There are two corollaries of this. The first is whether something is a good or bad wikitext dialect for you depends on what you're going to use it for. I feel strongly that there is no more or less universally good wikitext dialect (and probably won't be until we embrace the use of uncommon Unicode characters for markup). The second is that what looks like a good wikitext dialect can turn to bad (or at least 'not as good') if what you're going to use it for changes over time.
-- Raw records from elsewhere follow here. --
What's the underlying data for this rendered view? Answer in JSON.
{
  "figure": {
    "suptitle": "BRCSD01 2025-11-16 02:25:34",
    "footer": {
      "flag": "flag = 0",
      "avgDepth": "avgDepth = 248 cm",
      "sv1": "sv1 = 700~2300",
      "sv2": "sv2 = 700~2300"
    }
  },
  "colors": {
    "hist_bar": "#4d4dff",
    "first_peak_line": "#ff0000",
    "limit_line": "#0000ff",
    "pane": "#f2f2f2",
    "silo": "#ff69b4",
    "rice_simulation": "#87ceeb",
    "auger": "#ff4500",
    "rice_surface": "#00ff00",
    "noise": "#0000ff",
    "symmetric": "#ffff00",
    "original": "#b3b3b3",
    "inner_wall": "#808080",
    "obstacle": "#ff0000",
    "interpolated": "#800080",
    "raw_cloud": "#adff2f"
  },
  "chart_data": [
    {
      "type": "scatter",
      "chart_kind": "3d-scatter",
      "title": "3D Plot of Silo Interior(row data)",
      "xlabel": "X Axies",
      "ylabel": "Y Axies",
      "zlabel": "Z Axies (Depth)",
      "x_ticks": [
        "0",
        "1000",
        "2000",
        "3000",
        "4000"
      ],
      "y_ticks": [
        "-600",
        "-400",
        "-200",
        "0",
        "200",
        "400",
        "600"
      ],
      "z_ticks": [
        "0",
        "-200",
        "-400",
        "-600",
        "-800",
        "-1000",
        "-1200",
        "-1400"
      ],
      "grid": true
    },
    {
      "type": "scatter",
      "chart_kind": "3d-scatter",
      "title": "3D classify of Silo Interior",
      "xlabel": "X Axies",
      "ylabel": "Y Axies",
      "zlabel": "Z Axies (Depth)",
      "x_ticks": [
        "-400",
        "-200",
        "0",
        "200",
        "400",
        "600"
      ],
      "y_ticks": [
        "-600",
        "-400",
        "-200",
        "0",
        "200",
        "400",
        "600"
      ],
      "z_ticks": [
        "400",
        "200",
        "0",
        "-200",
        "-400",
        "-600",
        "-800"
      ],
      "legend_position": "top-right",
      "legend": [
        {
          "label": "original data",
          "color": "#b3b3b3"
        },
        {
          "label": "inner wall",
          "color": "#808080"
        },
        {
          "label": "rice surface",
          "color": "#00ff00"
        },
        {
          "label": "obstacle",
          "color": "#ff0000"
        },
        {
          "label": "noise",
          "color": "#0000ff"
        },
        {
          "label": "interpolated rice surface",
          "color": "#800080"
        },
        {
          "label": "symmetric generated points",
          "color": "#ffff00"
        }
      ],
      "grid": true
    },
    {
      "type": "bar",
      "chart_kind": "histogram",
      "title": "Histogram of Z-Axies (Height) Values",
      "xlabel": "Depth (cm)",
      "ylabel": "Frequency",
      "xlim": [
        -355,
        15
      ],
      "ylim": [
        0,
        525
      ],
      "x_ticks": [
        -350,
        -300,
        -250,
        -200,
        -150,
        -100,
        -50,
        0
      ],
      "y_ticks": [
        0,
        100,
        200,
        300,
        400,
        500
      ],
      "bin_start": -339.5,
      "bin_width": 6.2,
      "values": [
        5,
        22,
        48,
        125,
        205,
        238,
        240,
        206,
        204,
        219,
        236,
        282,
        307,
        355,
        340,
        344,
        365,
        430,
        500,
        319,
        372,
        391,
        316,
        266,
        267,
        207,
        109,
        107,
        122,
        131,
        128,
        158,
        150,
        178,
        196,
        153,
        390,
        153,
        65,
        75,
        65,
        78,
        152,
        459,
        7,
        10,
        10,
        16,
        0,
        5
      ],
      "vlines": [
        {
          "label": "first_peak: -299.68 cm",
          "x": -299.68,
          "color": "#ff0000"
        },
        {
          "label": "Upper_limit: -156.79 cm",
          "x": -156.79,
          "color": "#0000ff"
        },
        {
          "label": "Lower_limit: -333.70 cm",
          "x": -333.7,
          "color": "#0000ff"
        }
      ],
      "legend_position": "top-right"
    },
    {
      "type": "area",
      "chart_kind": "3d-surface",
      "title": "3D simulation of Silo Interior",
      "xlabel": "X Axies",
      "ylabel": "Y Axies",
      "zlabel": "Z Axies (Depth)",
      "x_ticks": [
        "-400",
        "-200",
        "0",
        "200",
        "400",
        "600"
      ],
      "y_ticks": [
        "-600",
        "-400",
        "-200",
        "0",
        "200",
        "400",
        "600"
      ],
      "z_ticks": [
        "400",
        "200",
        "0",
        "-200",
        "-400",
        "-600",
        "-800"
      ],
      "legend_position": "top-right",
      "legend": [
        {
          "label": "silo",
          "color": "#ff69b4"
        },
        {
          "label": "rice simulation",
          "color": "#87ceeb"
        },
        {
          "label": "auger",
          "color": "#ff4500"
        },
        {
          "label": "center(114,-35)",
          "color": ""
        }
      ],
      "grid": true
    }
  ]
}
As I've mentioned before, a
glaring example of this in DWikiText here is the _ character,
which is used to create monospaced computer text
. I originally
created DWiki to write sysadmin
documentation. This has the twin features that you frequently want
to mark off literal computer input and output (conventionally set
in monospaced
) and _ is a relatively uncommon character in
things like command lines and so on. Thus it seemed to make good
sense to use _ as a short, unobtrusive, yet visually distinctive
marker of such text. Then I took up blogging with DWiki and started
writing about programming and code; of course _ is extremely
common in identifiers, and this causes heartburn for both me and
commentators (errant _'s is in fact one of the most common
errors here and I've committed various hacks to try to sidestep
them in common cases).
(This origin is also why bold is created with ~~ instead of the
shorter single ~. Single ~'s occur periodically when you write about
Unix paths. Also, looking backwards I have to admit that it turns
out that there is a certain amount of sysadmin things that involve
_'s, because people put them in file names, kernel parameters,
and so on as word separators. Linux /proc
is full of them, for
example. This makes _ a somewhat worse choice than it seemed
to me at the time, although I still don't know what I'd have used
instead.)
(This is something that I've sort of written about before as parts of other entries but that I now think is important enough to give a full entry to, just to make it explicit and visible.)